Queensgate Investments Fund I bought the serviced office provider in September using a £170m loan from the pair. The original lenders will now retain 50% each of the £40m of junior debt from the portfolio.
The total loan-to-value ratio across the portfolio of 28 central London assets is 65%. The business was bought from Morgan Stanley Real Estate Fund V and, as well as the 513,700 sq ft of property assets — among which are 53 Davies Street, 2 Eaton Gate, 78 Pall Mall, 33 St James’s Square in the West End and 1 Cornhill in the City of London — the purchase also included the serviced office operating business.
The Barclays deal was carried out by its specialist real estate debt finance team, which is lead by Jason Constable.

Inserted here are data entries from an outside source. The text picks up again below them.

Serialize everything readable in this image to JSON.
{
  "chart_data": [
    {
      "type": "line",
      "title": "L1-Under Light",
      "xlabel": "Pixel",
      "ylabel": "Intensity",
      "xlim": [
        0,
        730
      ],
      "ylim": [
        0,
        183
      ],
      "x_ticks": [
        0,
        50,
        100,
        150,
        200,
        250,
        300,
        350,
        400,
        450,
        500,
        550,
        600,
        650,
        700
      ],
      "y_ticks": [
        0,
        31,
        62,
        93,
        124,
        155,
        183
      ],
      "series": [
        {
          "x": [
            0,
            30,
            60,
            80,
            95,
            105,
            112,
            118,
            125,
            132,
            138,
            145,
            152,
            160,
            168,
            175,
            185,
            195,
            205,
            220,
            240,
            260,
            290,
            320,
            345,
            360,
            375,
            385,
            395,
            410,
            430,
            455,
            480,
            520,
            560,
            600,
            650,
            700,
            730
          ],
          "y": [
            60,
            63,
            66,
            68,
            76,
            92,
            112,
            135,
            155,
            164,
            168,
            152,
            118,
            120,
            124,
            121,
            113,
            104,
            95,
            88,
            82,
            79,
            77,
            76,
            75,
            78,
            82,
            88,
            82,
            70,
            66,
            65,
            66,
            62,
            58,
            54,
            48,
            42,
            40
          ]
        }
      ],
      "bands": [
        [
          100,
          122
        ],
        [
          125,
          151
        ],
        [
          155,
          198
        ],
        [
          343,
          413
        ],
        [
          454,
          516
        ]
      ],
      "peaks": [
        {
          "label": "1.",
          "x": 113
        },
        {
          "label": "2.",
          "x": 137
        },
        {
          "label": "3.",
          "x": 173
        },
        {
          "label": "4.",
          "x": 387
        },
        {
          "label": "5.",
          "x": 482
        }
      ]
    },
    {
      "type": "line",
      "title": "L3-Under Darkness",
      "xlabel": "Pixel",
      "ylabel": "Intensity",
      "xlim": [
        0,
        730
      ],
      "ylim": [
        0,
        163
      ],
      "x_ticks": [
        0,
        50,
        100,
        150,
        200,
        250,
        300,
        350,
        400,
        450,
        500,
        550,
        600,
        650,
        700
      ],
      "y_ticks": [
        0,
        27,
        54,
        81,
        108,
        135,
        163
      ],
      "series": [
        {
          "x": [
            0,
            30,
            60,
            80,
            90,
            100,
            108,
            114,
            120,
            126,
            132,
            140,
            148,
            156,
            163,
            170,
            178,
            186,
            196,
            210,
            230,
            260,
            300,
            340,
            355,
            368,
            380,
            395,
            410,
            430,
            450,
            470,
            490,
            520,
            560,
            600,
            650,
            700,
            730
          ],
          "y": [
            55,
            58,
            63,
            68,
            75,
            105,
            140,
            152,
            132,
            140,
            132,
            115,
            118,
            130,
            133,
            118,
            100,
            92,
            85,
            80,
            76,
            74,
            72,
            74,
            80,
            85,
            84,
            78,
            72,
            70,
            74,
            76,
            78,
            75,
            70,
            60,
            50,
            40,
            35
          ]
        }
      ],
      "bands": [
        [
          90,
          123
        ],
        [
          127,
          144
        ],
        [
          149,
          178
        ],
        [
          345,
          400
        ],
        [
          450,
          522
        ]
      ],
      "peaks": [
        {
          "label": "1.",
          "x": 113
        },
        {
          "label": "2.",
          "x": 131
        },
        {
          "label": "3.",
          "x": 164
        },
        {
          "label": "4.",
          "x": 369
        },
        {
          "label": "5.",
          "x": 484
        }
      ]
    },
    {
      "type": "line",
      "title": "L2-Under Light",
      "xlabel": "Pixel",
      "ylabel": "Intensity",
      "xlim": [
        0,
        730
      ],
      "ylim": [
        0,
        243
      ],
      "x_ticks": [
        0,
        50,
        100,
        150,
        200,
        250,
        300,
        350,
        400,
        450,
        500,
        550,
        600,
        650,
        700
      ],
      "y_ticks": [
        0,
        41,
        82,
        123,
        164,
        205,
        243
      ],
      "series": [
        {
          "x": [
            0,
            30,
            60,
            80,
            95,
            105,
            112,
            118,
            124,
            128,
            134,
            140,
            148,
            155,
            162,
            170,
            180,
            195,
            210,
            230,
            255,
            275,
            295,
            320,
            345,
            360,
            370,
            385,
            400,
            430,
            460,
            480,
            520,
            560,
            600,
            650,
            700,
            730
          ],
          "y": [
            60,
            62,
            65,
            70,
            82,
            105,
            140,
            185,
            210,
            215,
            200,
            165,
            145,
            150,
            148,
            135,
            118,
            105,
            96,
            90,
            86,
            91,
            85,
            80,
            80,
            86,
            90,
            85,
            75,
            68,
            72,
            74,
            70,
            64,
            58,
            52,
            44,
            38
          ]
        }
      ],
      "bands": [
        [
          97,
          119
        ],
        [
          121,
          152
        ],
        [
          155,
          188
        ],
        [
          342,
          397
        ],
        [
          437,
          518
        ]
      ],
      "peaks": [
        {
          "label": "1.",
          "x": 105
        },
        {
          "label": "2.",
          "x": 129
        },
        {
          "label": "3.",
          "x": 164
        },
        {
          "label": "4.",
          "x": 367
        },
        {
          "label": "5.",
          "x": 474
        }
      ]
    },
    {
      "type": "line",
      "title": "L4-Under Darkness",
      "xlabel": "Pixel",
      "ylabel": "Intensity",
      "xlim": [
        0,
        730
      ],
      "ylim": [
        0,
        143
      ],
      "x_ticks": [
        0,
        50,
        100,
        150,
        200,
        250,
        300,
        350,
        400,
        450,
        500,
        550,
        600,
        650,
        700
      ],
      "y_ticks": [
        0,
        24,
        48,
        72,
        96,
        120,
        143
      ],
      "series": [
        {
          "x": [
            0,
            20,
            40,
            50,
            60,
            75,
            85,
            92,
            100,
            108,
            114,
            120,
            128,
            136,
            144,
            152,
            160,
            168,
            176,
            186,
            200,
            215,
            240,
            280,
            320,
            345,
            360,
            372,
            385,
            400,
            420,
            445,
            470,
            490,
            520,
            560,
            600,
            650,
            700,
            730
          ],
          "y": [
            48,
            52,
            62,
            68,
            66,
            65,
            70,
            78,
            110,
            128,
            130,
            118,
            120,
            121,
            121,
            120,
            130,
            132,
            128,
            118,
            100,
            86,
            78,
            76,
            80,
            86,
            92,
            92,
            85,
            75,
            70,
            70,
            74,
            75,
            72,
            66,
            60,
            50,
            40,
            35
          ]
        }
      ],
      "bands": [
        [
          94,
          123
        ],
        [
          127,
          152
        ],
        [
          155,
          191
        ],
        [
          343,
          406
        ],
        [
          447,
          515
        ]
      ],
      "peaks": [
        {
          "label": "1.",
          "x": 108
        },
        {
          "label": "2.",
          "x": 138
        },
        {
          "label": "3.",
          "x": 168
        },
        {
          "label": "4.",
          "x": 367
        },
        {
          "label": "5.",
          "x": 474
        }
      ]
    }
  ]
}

Joey Wong Thomas, Queensgate’s director and general counsel, said: “We wanted to complete the transaction within a tight timeframe. With that in mind, we decided to work together with DRC and Cheyne to get another party in to take on the senior portion.”
Rob Clayton, partner at DRC said: “It was clear that this was financeable in the senior market but not in the desired timeframe, so it was necessary to underwrite it first and then syndicate subsequently.”
Ravi Stickney, partner at Cheyne Capital, added: “The opportunity to finance the project necessitated that we had to do the bigger deal up front. The attraction is we end up with the mezzanine piece that we’re very happy with.”